问题
I'm using Python-2.6. I have very little knowledge of hash functions.
I want to use a CRC hash function to hash an IP address like '128.0.0.5' into the range [0, H). Currently I'm thinking of doing
zlib.crc32('128.0.0.5')%H.
Is this okay? There's a few ques. you could try and answer...
does it make any diff. if I hash '128.0.0.5' or its binary '0001110101010..' whatever that is or without the '.'s
zlib.crc32 returns a signed integer. Does modding (%) a neg. with a positive H always give a pos no?
Does %-ing by H affect how good the hash function is? ( I mean is that the best I could do for the available space, with the available xlib.crc32)
Thanks!
回答1:
does it make any diff. if I hash '128.0.0.5' or its binary '0001110101010..' whatever that is or without the '.'s
Not really.
zlib.crc32 returns a signed integer. Does modding (%) a neg. with a positive H always give a pos no?
Yes.
Does %-ing by H affect how good the hash function is? ( I mean is that the best I could do for the available space, with the available xlib.crc32)

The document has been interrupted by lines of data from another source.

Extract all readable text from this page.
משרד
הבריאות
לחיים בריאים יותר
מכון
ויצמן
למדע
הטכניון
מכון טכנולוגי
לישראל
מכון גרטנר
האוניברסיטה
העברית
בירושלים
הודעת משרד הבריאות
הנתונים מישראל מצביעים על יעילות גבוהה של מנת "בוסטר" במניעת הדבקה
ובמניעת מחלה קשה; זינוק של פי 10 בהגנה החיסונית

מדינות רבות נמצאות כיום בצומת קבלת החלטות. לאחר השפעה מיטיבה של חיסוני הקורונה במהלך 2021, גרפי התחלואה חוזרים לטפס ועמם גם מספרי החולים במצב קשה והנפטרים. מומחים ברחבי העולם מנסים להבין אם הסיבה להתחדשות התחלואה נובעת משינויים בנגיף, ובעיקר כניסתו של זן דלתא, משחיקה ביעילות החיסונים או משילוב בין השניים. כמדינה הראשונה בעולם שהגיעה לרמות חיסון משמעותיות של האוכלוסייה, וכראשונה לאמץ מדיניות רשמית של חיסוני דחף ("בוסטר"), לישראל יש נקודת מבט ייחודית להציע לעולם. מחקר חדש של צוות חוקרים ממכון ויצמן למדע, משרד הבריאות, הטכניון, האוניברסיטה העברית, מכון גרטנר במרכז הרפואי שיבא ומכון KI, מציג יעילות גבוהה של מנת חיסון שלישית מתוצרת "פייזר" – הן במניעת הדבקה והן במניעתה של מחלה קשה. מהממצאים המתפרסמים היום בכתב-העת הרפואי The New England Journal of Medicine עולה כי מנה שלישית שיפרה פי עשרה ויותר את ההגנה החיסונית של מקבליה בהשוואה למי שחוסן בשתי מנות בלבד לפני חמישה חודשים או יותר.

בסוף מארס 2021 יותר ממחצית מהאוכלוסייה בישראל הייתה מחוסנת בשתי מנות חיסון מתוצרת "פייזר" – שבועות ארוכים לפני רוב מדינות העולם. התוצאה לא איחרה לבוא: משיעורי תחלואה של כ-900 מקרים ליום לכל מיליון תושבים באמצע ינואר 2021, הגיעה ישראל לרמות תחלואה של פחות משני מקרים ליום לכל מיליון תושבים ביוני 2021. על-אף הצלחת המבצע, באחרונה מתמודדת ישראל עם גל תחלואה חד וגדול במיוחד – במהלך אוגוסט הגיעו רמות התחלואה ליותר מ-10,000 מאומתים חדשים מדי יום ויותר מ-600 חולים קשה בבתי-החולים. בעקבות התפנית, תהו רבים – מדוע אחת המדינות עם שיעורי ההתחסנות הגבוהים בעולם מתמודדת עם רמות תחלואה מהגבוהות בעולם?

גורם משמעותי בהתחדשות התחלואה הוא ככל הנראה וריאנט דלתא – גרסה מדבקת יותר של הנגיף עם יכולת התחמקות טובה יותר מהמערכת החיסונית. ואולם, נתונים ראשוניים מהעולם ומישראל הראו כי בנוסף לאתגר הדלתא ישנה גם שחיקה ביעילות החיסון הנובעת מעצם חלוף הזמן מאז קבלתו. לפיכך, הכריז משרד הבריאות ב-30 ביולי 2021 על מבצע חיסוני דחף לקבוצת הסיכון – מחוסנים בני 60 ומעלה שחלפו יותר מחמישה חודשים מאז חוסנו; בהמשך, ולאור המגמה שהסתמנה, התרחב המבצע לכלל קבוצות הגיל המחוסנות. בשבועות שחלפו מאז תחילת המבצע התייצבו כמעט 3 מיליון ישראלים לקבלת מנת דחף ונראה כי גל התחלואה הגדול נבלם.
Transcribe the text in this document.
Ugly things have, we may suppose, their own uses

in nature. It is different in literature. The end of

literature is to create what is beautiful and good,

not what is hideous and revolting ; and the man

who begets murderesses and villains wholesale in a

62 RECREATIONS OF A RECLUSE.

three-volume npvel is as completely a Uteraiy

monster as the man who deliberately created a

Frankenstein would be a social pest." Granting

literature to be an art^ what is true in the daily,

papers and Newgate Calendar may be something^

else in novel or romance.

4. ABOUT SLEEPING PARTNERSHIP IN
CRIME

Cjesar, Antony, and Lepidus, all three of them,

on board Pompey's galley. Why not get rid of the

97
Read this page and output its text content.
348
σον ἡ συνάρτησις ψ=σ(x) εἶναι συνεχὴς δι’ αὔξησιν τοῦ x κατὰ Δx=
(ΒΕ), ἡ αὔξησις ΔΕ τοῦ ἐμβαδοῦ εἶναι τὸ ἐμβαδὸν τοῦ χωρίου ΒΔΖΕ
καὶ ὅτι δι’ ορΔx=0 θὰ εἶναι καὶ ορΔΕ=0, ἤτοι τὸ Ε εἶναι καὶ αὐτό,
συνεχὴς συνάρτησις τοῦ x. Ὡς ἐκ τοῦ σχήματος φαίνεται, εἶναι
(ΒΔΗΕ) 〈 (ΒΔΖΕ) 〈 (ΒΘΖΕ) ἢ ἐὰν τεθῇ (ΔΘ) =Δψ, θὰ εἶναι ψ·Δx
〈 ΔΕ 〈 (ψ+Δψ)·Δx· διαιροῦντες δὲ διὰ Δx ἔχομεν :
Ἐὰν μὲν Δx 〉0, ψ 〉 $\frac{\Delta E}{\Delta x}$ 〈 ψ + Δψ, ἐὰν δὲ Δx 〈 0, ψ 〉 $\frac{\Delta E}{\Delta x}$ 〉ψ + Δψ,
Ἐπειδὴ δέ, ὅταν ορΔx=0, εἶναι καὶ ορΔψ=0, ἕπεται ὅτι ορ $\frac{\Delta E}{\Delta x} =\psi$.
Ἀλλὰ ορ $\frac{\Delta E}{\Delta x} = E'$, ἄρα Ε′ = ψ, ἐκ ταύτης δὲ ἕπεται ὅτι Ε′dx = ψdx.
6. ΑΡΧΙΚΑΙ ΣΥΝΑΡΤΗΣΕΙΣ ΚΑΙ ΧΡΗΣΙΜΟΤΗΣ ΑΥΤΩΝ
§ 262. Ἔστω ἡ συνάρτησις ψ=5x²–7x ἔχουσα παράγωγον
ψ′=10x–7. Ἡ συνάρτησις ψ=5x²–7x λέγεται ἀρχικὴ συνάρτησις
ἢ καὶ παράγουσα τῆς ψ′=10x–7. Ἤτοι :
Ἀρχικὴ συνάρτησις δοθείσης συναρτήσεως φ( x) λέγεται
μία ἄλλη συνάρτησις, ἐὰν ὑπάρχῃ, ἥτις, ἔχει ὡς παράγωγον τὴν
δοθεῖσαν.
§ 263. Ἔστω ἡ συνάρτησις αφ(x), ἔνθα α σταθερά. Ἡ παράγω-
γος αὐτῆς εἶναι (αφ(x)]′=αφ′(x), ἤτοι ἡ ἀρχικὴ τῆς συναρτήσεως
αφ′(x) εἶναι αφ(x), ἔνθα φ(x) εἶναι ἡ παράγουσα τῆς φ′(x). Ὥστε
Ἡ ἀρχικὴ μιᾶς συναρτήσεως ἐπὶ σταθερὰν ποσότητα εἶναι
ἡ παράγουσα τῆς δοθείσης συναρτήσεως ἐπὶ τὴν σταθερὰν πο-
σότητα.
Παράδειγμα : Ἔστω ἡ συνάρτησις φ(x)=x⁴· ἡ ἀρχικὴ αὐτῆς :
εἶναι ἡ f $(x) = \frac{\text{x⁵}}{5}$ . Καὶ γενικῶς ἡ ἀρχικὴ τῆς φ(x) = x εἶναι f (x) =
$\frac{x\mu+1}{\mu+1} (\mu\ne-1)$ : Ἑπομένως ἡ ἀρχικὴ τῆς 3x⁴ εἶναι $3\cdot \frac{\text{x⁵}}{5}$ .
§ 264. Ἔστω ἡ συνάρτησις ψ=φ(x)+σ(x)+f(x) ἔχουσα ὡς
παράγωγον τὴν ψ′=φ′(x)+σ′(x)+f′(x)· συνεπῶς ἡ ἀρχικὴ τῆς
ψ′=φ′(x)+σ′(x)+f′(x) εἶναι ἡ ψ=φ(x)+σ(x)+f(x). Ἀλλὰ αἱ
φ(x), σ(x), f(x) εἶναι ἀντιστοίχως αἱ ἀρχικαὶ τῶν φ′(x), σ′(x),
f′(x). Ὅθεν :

You'd better use all the bits of the checksum to make up for their lack of an "avalanche effect". Single-digit variations such as 192.168.1.1
, 192.168.1.2
, etc might produce differences only in the first bits of the checksum, and since %
cares only about the last bits, hashes will collide.
回答2:
Why do you want to hash an IP address into a number? They already have a native integer representation. For example, using netaddr:
>>> import netaddr
>>> ip = netaddr.IPAddress('192.168.1.1')
>>> ip.value
3232235777
>>> netaddr.IPAddress(3232235777)
IPAddress('192.168.1.1')
回答3:
ad 1) It will yield different results, but does not effect the quality of the hash.
ad 2) It will always yield a positive number or zero.
ad 3) As you limit the number of possible buckets, it does affect the quality of the hash.
In general: About how large is your H? Remember that a IPv4 address is nothing more than a 32-bit value. 192.168.0.1 is just a more human readable byte-wise representation. So if your H is larger than 4294967295, there will be no need of hashing.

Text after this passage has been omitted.